さて、「ツール・ド・シルクロード20年計画」の6回目の自転車旅行は、玄奘三蔵の足跡をほぼ追っている。また、漢の時代と唐の時代における西域の道路事情に関しては、『漢書』『史記』などで調べている最中である。果物の伝播の足跡については、ザクロやイチジクに注目し、シルクロードのオアシスではどのような保存方法があるのか、食べ方はどうか、どんな種類があるのかといった点をバザールや果樹園で観察している。ザクロは、シルクロードの旅人にとって水筒代わりであり、手でもんで中の水分を飲んでいた。だからザクロは、熟しても日本のザクロのように口を開けてはいない。イチジクは乾燥させて持ち歩いていた保存食だったことなどが分かった。西安で買った乾燥イチジクを自宅のプランターに埋めたところ、芽が出てきた。こんな体験から、アラビア原産のイチジクは、保存食として日本へ伝わって来たことと想像することができた。
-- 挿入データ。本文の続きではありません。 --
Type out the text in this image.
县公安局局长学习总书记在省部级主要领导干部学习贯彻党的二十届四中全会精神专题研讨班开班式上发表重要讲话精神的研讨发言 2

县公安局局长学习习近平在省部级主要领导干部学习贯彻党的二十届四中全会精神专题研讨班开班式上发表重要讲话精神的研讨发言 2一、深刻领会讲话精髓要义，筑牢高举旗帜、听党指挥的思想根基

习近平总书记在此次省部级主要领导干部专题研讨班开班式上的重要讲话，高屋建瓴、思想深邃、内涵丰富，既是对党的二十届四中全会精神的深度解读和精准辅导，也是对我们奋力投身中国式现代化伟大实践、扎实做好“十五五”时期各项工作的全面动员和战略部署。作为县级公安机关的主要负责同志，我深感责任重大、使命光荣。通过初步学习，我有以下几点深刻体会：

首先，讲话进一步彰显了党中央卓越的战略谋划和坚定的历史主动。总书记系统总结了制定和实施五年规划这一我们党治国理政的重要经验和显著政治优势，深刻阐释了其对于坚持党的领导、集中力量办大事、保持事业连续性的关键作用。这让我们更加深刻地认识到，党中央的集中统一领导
蘭州では、韓国で生まれて日本の大学で医学を学び、医師として勤めた満州で敗戦を迎え、満州でそのまま医師として中国人国籍を得たものの、文革で苦労した朝鮮族の老人の話を聞くこともできた。環境の変化については、沙漠の植物を写真で撮影して、記録している。

 ところで、自転車旅行はあと14回楽しめる。始めた当初、私は39歳。まだ、体力に自信はあった。しかし、最近は体力の衰えを感じ、1週間に3回、40キロメートルから90キロメートルのサイクリング。早寝早起き、定時帰宅と、生活のリズムも自然と生まれた。今や、ライフワークが生活の中心に座っているという感じである。
 2012年ローマに到着するとき、私は59歳になる。定年1年前である。しかしライフワークに定年はない。2013年からは、紙やイスラム教の伝播した足跡を追いながら西へと進み、ユーラシア大陸の西端から大西洋を見たい。約5年を要すると思われる。その後は、ふたたび西安に戻り、今度は東をめざしたい。仏教の伝播した足跡を追って朝鮮半島を横断して奈良まで自転車で巡りたい。とりわけ困難なコースは、ピョンヤンとソウルの間であろう。しかし、シルクロードを宗教や様々な文物が通ってユーラシア大陸全体に広がっていたということは、ユーラシア全体を結ぶ交流があり、ユーラシアが「ひとつ」になれることをシルクロード史が象徴しているように感じる。第2次世界大戦後、ユーラシア大陸の東西に民族を分断した国家が誕生した。西にあった東西ドイツは、1990年に統一することができた。一方、東の朝鮮半島に誕生した二つの国家は、分かたれたままである。ユーラシア大陸を「ひとつ」に結ぶ脚力の旅を通じて、ユーラシア大陸を「ひとつ」に結びたい。それは、地球を「ひとつ」に結ぶ象徴となるからだ。そんな訳で、ピョンヤンとソウルを世界中の人たちと一緒に人力で旅したい。夢で終わりそうなライフワークである。しかし、定年後は、こんなライフワークに取り組みたいと願っている。